Que prévoit-ce texte ? La suppression du Sénat et de plusieurs autres institutions : la Haute Cour de Justice, le médiateur de la République et du Haut Conseil islamique.
Un Sénat remplacé par… des conseillers régionaux
« Personne n’a compris ce qui motive cette décision. Nous savons juste que le Sénat doit être remplacé par des conseillers régionaux, qui sont chargé de gérer les budgets d’investissements pour le développement des régions, et qui n’ont donc aucun statut de législateur ! », s’insurge Moussa Fall devant la perspective d’un retour à une configuration monocamérale à l’image de celle d’avant 1991.
L’autre projet controversé concerne la modification du drapeau mauritanien. Deux bandes rouges, symbolisant le sang versé par les « martyrs de la résistance » seront ajoutées au croissant et à l'étoile jaunes sur fond vert.
« Lors de la manifestation, une majorité de l’opinion publique, très sensible au symbole qu’est le drapeau, a montré qu’elle rejetait complètement cette modification.
Ce lundi, les 56 sénateurs, parmi lesquels le pouvoir est aussi majoritaire, entament l'examen de ce projet de révision. S'il est adopté par chacune des deux chambres du parlement à la majorité des deux tiers, le texte doit être soumis à un congrès parlementaire. Dans un premier temps, les sénateurs avaient mal accueilli la proposition de supprimer leur chambre avant de se raviser après une série de rencontres avec le président. Selon Le Quotidien de Nouakchott, les sénateurs auraient reçu de la part de l’État un terrain de 400 à 500 mètres carrés.
Esclavage et unité nationale
« L’opposition dénonce ce projet de révision qui n’est pas du tout prioritaire », dénonce Moussa Fall à MEE. « Il y a d’autres urgences. À commencer par l’organisation d’élections transparentes pour 2019 pour permettre l’alternance politique. Cela implique des mécanismes de neutralisation de l’État, de l’administration et de l’armée, qui doivent sortir du jeu électoral. Il n’est pas normal que le pouvoir s’implique pour un parti [l’Union pour la République, UPR] au détriment des autres. Ensuite, nous devrions travailler à améliorer nos relations avec certains pays voisins, comme le Maroc ou le Sénégal, qui se sont dégradées. »
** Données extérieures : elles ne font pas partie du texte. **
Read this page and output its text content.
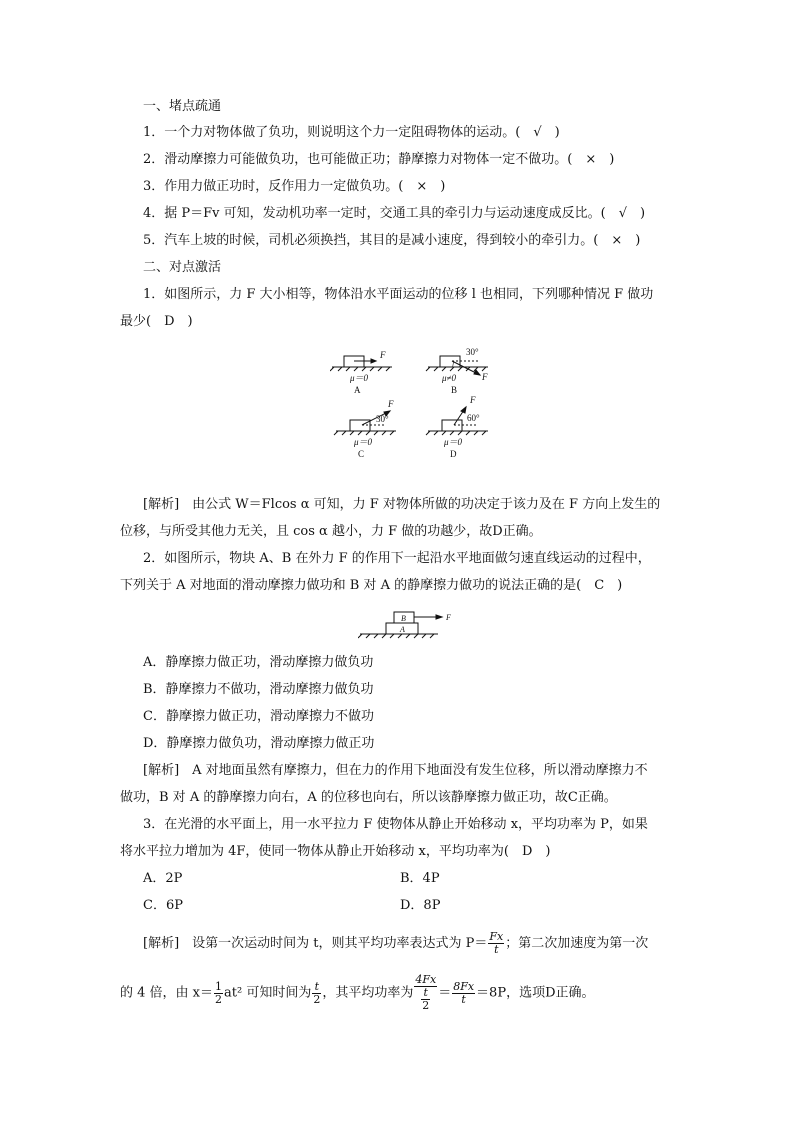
一、堵点疏通
1．一个力对物体做了负功，则说明这个力一定阻碍物体的运动。(　√　)
2．滑动摩擦力可能做负功，也可能做正功；静摩擦力对物体一定不做功。(　×　)
3．作用力做正功时，反作用力一定做负功。(　×　)
4．据 P＝Fv 可知，发动机功率一定时，交通工具的牵引力与运动速度成反比。(　√　)
5．汽车上坡的时候，司机必须换挡，其目的是减小速度，得到较小的牵引力。(　×　)
二、对点激活
1．如图所示，力 F 大小相等，物体沿水平面运动的位移 l 也相同，下列哪种情况 F 做功
最少(　D　)
F
μ＝0
A
l
30°
F
μ≠0
B
F
30°
μ＝0
C
F
60°
μ＝0
D
[解析]　由公式 W＝Flcos α 可知，力 F 对物体所做的功决定于该力及在 F 方向上发生的
位移，与所受其他力无关，且 cos α 越小，力 F 做的功越少，故D正确。
2．如图所示，物块 A、B 在外力 F 的作用下一起沿水平地面做匀速直线运动的过程中，
下列关于 A 对地面的滑动摩擦力做功和 B 对 A 的静摩擦力做功的说法正确的是(　C　)
A
B	F
A．静摩擦力做正功，滑动摩擦力做负功
B．静摩擦力不做功，滑动摩擦力做负功
C．静摩擦力做正功，滑动摩擦力不做功
D．静摩擦力做负功，滑动摩擦力做正功
[解析]　A 对地面虽然有摩擦力，但在力的作用下地面没有发生位移，所以滑动摩擦力不
做功，B 对 A 的静摩擦力向右，A 的位移也向右，所以该静摩擦力做正功，故C正确。
3．在光滑的水平面上，用一水平拉力 F 使物体从静止开始移动 x，平均功率为 P，如果
将水平拉力增加为 4F，使同一物体从静止开始移动 x，平均功率为(　D　)
A．2P	B．4P
C．6P	D．8P
[解析]　设第一次运动时间为 t，则其平均功率表达式为 $P= \frac{Fx}{t}$ ；第二次加速度为第一次
的 4 倍，由 $x= \frac{1}{2} at^2$ 可知时间为 $\frac{t}{2}$ ，其平均功率为 $\frac{4Fx}{\frac{t}{2}} = \frac{8Fx}{t} =8P$，选项D正确。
En décembre dernier, le Maroc avait dépêché en Mauritanie une délégation gouvernementale, pour « dissiper tout malentendu » après des propos polémiques d'un responsable marocain. Hamid Chabat, secrétaire général de l'Istiqlal, le parti historique de la lutte pour l'indépendance marocaine, avait déclaré que la Mauritanie était « une terre marocaine ».
« Enfin, le pouvoir devrait se préoccuper de la situation sociale », poursuit Moussa Fall, « notamment de la question de l’esclavage, ou encore des problèmes d’unité nationale [la population est composée de plusieurs ethnies dont certaines ne sont pas arabes]. »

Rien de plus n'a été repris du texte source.